Jamais un homme d’esprit n’a rien écrit de plus sot : tout ce que l’auteur dit de M. de Saint-Martin est si faux, si calomnieux, qu’on a droit d’en être étonné. Quant à l’accusation de manichéisme, faite à cet écrivain, elle cesse d’être calomnieuse à force d’être ridicule.


Barruel imputant à la maçonnerie et à l’illuminisme les crimes des révolutionnaires, Maistre, dans les Mélanges B, se déclarait d’accord avec tous ceux qui avaient écrit contre ces « coquins ; » mais c’est parce que révolutionnaires, et non parce qu’illuministes, qu’il les réputait malfaisants, et il continuait de nier que l’esprit révolutionnaire fût fils de l’illuminisme.
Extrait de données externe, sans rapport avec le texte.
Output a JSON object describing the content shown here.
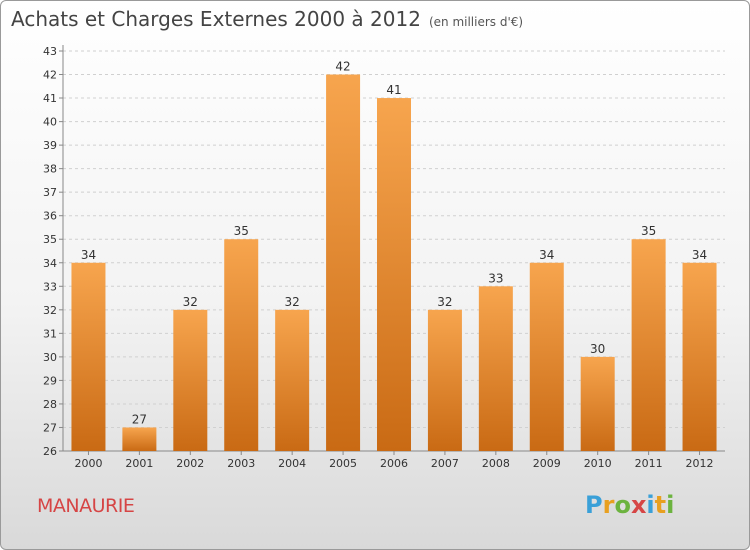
{
  "header": {
    "title": "Achats et Charges Externes 2000 à 2012",
    "subtitle": "(en milliers d'€)"
  },
  "footer": {
    "place": "MANAURIE",
    "logo": "Proxiti"
  },
  "colors": {
    "bar_light": "#f7a54e",
    "bar_dark": "#c96a14",
    "place": "#d64545"
  },
  "chart_data": {
    "type": "bar",
    "categories": [
      "2000",
      "2001",
      "2002",
      "2003",
      "2004",
      "2005",
      "2006",
      "2007",
      "2008",
      "2009",
      "2010",
      "2011",
      "2012"
    ],
    "values": [
      34,
      27,
      32,
      35,
      32,
      42,
      41,
      32,
      33,
      34,
      30,
      35,
      34
    ],
    "ylim": [
      26,
      43
    ],
    "yticks": [
      26,
      27,
      28,
      29,
      30,
      31,
      32,
      33,
      34,
      35,
      36,
      37,
      38,
      39,
      40,
      41,
      42,
      43
    ],
    "grid": true,
    "xlabel": "",
    "ylabel": ""
  }
}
Le germe des maladies morales est dans l’âme comme celui des maux physiques dans le corps, sans se montrer. A voir un malheureux couvert d’une petite vérole confluente, on a peine à croire que ce soit le même homme qu’on a vu quelques jours auparavant brillant de santé. Quand on voit les exploits de Robespierre ou de Carrier, on dit : il faut que ces âmes aient été préparées de loin dans les loges secrètes. Point du tout : c’est la petite vérole.
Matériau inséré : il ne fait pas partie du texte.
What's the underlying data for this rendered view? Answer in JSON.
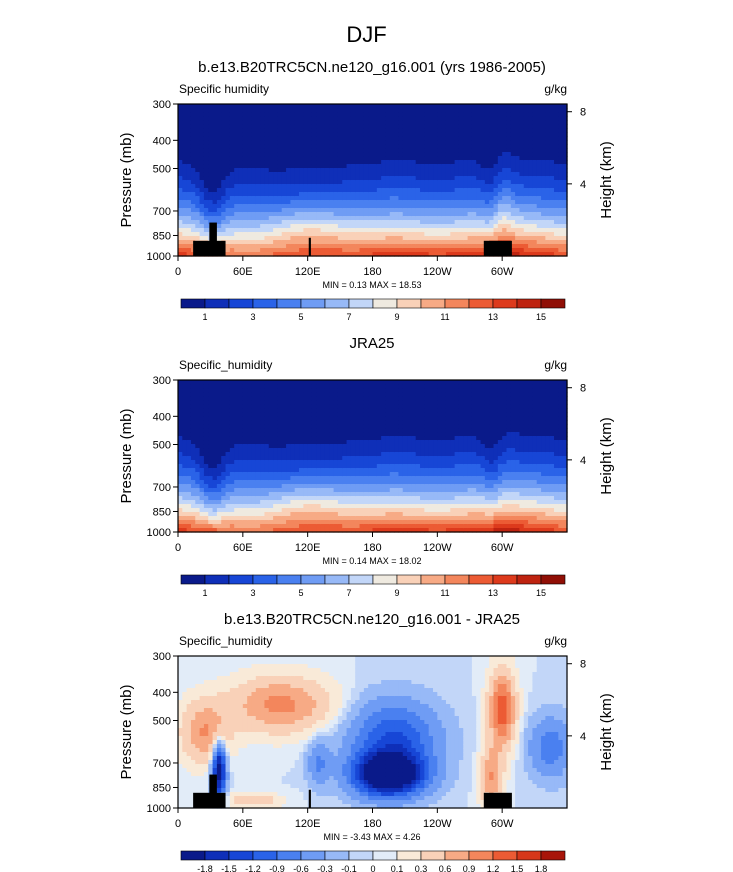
{
  "figure_title": "DJF",
  "chart_data": [
    {
      "type": "heatmap",
      "title": "b.e13.B20TRC5CN.ne120_g16.001 (yrs 1986-2005)",
      "left_label": "Specific humidity",
      "units": "g/kg",
      "ylabel": "Pressure (mb)",
      "y2label": "Height (km)",
      "x_ticks": [
        "0",
        "60E",
        "120E",
        "180",
        "120W",
        "60W"
      ],
      "x_tick_values": [
        0,
        60,
        120,
        180,
        240,
        300
      ],
      "xlim": [
        0,
        360
      ],
      "y_ticks": [
        "300",
        "400",
        "500",
        "700",
        "850",
        "1000"
      ],
      "y_tick_values": [
        300,
        400,
        500,
        700,
        850,
        1000
      ],
      "ylim": [
        1000,
        300
      ],
      "y2_ticks": [
        "8",
        "4"
      ],
      "y2_tick_values": [
        8,
        4
      ],
      "stats": "MIN =   0.13  MAX =  18.53",
      "min": 0.13,
      "max": 18.53,
      "colorbar_labels": [
        "1",
        "3",
        "5",
        "7",
        "9",
        "11",
        "13",
        "15"
      ],
      "colorbar_colors": [
        "#0a1a8a",
        "#0f2fb8",
        "#1746d6",
        "#2a63e8",
        "#4a80f0",
        "#6f9cf4",
        "#97b9f7",
        "#c2d6f8",
        "#efeae0",
        "#f9d1b8",
        "#f7aa85",
        "#f3865c",
        "#ec5b34",
        "#dd3a1c",
        "#be2310",
        "#900f06"
      ],
      "colorbar_levels": [
        0.5,
        1,
        2,
        3,
        4,
        5,
        6,
        7,
        8,
        9,
        10,
        11,
        12,
        13,
        14,
        15,
        16
      ],
      "model": "model",
      "has_topography": true
    },
    {
      "type": "heatmap",
      "title": "JRA25",
      "left_label": "Specific_humidity",
      "units": "g/kg",
      "ylabel": "Pressure (mb)",
      "y2label": "Height (km)",
      "x_ticks": [
        "0",
        "60E",
        "120E",
        "180",
        "120W",
        "60W"
      ],
      "x_tick_values": [
        0,
        60,
        120,
        180,
        240,
        300
      ],
      "xlim": [
        0,
        360
      ],
      "y_ticks": [
        "300",
        "400",
        "500",
        "700",
        "850",
        "1000"
      ],
      "y_tick_values": [
        300,
        400,
        500,
        700,
        850,
        1000
      ],
      "ylim": [
        1000,
        300
      ],
      "y2_ticks": [
        "8",
        "4"
      ],
      "y2_tick_values": [
        8,
        4
      ],
      "stats": "MIN =   0.14  MAX =  18.02",
      "min": 0.14,
      "max": 18.02,
      "colorbar_labels": [
        "1",
        "3",
        "5",
        "7",
        "9",
        "11",
        "13",
        "15"
      ],
      "colorbar_colors": [
        "#0a1a8a",
        "#0f2fb8",
        "#1746d6",
        "#2a63e8",
        "#4a80f0",
        "#6f9cf4",
        "#97b9f7",
        "#c2d6f8",
        "#efeae0",
        "#f9d1b8",
        "#f7aa85",
        "#f3865c",
        "#ec5b34",
        "#dd3a1c",
        "#be2310",
        "#900f06"
      ],
      "colorbar_levels": [
        0.5,
        1,
        2,
        3,
        4,
        5,
        6,
        7,
        8,
        9,
        10,
        11,
        12,
        13,
        14,
        15,
        16
      ],
      "model": "obs",
      "has_topography": false
    },
    {
      "type": "heatmap",
      "title": "b.e13.B20TRC5CN.ne120_g16.001 - JRA25",
      "left_label": "Specific_humidity",
      "units": "g/kg",
      "ylabel": "Pressure (mb)",
      "y2label": "Height (km)",
      "x_ticks": [
        "0",
        "60E",
        "120E",
        "180",
        "120W",
        "60W"
      ],
      "x_tick_values": [
        0,
        60,
        120,
        180,
        240,
        300
      ],
      "xlim": [
        0,
        360
      ],
      "y_ticks": [
        "300",
        "400",
        "500",
        "700",
        "850",
        "1000"
      ],
      "y_tick_values": [
        300,
        400,
        500,
        700,
        850,
        1000
      ],
      "ylim": [
        1000,
        300
      ],
      "y2_ticks": [
        "8",
        "4"
      ],
      "y2_tick_values": [
        8,
        4
      ],
      "stats": "MIN =  -3.43  MAX =   4.26",
      "min": -3.43,
      "max": 4.26,
      "colorbar_labels": [
        "-1.8",
        "-1.5",
        "-1.2",
        "-0.9",
        "-0.6",
        "-0.3",
        "-0.1",
        "0",
        "0.1",
        "0.3",
        "0.6",
        "0.9",
        "1.2",
        "1.5",
        "1.8"
      ],
      "colorbar_colors": [
        "#0a1a8a",
        "#0f2fb8",
        "#1746d6",
        "#2a63e8",
        "#4a80f0",
        "#6f9cf4",
        "#97b9f7",
        "#c2d6f8",
        "#e2ecf8",
        "#f9ead8",
        "#f9d1b8",
        "#f7aa85",
        "#f3865c",
        "#ec5b34",
        "#d6371a",
        "#a8150a"
      ],
      "colorbar_levels": [
        -2.4,
        -1.8,
        -1.5,
        -1.2,
        -0.9,
        -0.6,
        -0.3,
        -0.1,
        0,
        0.1,
        0.3,
        0.6,
        0.9,
        1.2,
        1.5,
        1.8,
        2.4
      ],
      "model": "diff",
      "has_topography": true
    }
  ]
}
Enfin, non sans quelque dédain, Maistre écartait certaines suspicions de Barruel :


Si ces gens étaient si redoutables avec leur aqua tophana, comment le docteur Zimmermann, comment Barruel et tant d’autres ont-ils pu écrire impunément contre ces Messieurs ?
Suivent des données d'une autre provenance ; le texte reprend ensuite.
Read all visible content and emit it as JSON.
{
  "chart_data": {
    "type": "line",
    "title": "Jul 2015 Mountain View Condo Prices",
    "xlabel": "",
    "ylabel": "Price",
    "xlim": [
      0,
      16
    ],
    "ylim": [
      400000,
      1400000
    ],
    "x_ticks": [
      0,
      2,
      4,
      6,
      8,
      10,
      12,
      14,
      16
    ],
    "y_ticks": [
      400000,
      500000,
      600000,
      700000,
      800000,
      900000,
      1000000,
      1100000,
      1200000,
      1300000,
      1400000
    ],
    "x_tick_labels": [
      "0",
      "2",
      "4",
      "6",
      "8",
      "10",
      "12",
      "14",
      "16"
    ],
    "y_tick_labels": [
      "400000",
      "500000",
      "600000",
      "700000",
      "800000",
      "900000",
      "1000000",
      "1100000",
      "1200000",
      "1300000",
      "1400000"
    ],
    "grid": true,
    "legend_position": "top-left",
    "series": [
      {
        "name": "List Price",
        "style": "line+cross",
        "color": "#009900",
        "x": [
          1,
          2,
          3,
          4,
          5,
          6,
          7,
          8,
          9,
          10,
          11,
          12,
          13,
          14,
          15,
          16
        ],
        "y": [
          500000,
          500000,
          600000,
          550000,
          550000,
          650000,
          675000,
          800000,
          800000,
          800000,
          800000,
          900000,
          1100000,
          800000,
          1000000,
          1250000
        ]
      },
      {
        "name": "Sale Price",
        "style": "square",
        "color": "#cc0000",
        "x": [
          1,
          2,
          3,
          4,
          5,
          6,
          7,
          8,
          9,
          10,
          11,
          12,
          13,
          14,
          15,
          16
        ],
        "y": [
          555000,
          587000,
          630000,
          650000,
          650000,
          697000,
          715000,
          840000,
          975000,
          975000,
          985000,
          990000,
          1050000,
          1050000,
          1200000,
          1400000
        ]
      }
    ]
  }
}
Mais huit ans se passaient, et dans le onzième entretien des Soirées de Saint-Pétersbourg, dont le premier jet parait remonter à 1809, Maistre parlait de « ces hommes coupables qui osèrent de nos jours concevoir et même organiser en Allemagne, par la plus criminelle association, l’affreux projet d’éteindre en Europe le christianisme et la souveraineté. » « L’illuminisme d’Allemagne n’est pas autre que le calvinisme conséquent [1], » redisait-il en 1810 ; et puis, en 1811, dans les Quatre chapitres sur la Russie, c’est vers le gouvernement même du Tsar que montait sa voix, pour dénoncer, à l’écart de la maçonnerie anglaise, à l’écart du martinisme, « une troisième classe d’illuminés,

  1. Œuvres, V, p. 229, et VIII, p. 215.